The show is packed with smart one-liners which audiences will love such as ‘Dagenham, so good they named it once’ and Harold Wilson on first hearing of the strike being shocked that women were still working as the Second World War has been over for ages. The songs are mostly pretty good too, although after a great opening the first Act loses its way for a while as a number of fairly dreary songs about Rita’s home life try to set the scene. Really the audience is itching for them to get on with the strike story which finally happens just before the interval with the rousing ‘Everybody Out’. Act 2 is considerably tighter with some great songs including the brilliantly ironic This is America, In an Ideal World sung by the character Barbara Castle and the very British Viva Eastbourne.
The cast too is very good; Gemma Arterton’s Rita goes quite believably from housewife to rabble rouser, determined to get exactly what she wants even if she sacrifices her family – a big theme of the show being the cost for women wishing to pursue careers – and Arterton gives her character plenty of initial steel that makes her a natural leader. There is a rather sappy subplot with husband Eddie (Adrian der Gregorian) which is where the dreary songs come in, but having some kind of love story is rule number one for any musical.

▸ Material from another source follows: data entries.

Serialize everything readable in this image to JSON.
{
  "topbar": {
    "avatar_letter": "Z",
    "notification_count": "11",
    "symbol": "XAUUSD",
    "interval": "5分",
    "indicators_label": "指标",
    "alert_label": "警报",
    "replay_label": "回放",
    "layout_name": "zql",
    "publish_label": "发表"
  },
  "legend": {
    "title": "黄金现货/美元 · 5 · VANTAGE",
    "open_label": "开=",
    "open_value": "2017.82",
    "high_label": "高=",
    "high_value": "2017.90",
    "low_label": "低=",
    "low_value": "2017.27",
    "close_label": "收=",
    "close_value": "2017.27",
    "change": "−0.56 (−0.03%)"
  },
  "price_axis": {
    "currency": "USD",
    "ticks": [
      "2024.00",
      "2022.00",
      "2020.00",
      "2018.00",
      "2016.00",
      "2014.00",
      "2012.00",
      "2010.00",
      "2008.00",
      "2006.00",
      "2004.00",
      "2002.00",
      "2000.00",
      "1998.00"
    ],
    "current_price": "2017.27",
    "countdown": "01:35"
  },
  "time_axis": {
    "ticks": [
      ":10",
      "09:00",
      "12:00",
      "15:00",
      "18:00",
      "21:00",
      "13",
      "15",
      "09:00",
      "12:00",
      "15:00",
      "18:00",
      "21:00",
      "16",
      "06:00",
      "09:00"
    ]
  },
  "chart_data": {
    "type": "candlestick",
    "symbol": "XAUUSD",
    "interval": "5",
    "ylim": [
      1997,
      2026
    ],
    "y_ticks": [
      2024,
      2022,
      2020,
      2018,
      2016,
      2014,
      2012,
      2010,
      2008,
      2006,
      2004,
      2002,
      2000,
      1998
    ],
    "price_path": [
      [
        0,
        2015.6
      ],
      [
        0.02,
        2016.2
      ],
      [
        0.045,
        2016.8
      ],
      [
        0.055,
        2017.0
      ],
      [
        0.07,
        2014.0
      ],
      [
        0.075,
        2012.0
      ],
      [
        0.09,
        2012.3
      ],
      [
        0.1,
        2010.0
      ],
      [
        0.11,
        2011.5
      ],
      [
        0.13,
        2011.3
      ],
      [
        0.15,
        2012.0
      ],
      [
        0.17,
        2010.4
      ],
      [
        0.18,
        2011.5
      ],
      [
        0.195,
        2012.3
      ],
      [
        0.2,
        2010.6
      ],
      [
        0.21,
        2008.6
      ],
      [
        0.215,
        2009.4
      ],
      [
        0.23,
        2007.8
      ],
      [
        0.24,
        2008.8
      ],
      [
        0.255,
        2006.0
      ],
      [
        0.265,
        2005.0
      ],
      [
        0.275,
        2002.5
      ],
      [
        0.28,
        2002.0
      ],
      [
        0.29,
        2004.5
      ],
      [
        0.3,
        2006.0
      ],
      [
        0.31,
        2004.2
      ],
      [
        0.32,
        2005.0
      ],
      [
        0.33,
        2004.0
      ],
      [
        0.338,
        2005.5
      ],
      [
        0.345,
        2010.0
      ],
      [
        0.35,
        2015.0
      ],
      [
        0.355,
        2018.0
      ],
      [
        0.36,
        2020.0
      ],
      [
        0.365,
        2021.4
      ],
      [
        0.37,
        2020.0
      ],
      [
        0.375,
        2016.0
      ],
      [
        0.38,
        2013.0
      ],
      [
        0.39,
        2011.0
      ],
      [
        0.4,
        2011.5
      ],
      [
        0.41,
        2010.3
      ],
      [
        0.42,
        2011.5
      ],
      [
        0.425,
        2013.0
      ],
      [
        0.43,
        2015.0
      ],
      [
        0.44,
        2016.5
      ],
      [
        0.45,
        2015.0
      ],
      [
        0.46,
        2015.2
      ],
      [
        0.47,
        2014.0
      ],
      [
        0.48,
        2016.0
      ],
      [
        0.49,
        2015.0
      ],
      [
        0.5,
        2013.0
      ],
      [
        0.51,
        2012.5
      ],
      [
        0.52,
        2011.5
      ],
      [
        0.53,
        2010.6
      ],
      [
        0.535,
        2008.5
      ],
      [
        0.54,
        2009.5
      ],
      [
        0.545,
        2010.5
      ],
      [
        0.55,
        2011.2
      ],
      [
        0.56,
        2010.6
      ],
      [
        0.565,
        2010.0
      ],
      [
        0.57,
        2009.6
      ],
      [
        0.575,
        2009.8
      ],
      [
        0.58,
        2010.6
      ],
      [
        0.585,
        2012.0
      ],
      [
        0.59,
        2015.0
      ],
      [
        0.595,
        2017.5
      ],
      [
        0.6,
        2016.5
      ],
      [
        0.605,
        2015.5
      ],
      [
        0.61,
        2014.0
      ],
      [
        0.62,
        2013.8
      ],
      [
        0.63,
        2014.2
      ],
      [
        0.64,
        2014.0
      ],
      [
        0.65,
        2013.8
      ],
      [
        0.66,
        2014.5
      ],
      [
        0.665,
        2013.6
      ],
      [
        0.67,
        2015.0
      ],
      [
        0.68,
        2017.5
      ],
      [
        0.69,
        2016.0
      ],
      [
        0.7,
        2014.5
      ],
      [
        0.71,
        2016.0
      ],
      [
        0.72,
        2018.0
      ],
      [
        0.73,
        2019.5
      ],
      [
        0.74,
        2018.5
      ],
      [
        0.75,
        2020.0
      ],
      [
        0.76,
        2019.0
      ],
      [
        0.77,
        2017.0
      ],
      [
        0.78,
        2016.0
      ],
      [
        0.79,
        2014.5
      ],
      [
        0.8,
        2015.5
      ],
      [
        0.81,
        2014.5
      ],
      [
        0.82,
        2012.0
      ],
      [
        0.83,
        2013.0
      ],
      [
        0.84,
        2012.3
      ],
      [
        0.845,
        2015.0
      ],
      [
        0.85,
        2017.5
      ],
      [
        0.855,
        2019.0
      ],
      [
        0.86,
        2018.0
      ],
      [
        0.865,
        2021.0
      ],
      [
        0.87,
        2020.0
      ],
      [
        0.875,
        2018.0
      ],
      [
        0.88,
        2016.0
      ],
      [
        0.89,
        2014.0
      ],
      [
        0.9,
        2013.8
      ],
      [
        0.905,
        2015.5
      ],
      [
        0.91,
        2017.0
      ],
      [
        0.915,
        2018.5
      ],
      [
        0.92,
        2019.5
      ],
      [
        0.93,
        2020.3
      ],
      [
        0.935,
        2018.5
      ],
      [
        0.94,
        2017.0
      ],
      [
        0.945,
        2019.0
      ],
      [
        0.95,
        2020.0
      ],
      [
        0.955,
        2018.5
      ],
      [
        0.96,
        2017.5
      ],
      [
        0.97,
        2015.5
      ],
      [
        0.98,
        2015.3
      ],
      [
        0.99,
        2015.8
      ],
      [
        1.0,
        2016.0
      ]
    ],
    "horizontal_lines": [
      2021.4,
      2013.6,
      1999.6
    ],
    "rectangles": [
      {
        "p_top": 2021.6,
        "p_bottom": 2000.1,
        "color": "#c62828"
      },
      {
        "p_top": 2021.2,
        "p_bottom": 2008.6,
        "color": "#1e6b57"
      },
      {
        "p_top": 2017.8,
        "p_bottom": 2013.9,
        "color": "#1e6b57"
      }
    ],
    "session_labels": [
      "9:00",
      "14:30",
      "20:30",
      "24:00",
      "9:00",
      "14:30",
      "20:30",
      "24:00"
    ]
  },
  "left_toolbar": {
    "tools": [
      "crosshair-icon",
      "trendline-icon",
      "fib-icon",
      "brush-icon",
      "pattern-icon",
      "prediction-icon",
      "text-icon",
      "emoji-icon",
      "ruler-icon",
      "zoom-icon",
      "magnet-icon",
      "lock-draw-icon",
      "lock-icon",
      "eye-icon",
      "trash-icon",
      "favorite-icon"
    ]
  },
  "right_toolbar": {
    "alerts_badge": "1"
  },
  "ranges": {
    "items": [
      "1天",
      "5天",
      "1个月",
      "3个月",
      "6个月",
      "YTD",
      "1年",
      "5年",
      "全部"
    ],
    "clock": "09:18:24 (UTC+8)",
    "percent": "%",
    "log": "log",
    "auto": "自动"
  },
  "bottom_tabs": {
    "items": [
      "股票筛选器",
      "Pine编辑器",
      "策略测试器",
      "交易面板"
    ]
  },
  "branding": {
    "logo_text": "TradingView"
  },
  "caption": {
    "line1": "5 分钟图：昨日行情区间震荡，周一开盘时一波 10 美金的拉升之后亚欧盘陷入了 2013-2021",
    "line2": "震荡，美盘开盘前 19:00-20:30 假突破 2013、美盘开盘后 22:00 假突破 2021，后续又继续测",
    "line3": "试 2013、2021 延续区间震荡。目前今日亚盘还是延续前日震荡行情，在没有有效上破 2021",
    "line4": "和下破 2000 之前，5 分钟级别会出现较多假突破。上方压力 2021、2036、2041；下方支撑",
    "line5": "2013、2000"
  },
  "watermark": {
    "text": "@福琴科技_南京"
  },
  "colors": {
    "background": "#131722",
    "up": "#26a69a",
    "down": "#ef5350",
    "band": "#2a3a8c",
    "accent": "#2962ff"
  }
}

Other than a standout performance from Sophie Stanton as foul-mouthed Beryl who gets all the best lines, strangely the rest of the striking women are rather pale which is a shame, and it is other supporting characters that you will remember. Mark Hadfield’s truly bizarre Harold Wilson gets the biggest cheers for some comic dance routines, while Sophie-Louise Dann gives a great performance as the tough Barbara Castle.
Given the emphasis here on the domestic effect of the strike it would have been nice to see everyone back at the factory at the end, rather than finishing at the TUC conference, and although the music is pretty good, the songs could have had a bit more of a 60s feel to match the costume and choreography. Made in Dagenham is a lot of fun but also has a strong political message which is as relevant now as it was in 1968. As long as the pay gap continues to exist, this musical will certainly strike a chord.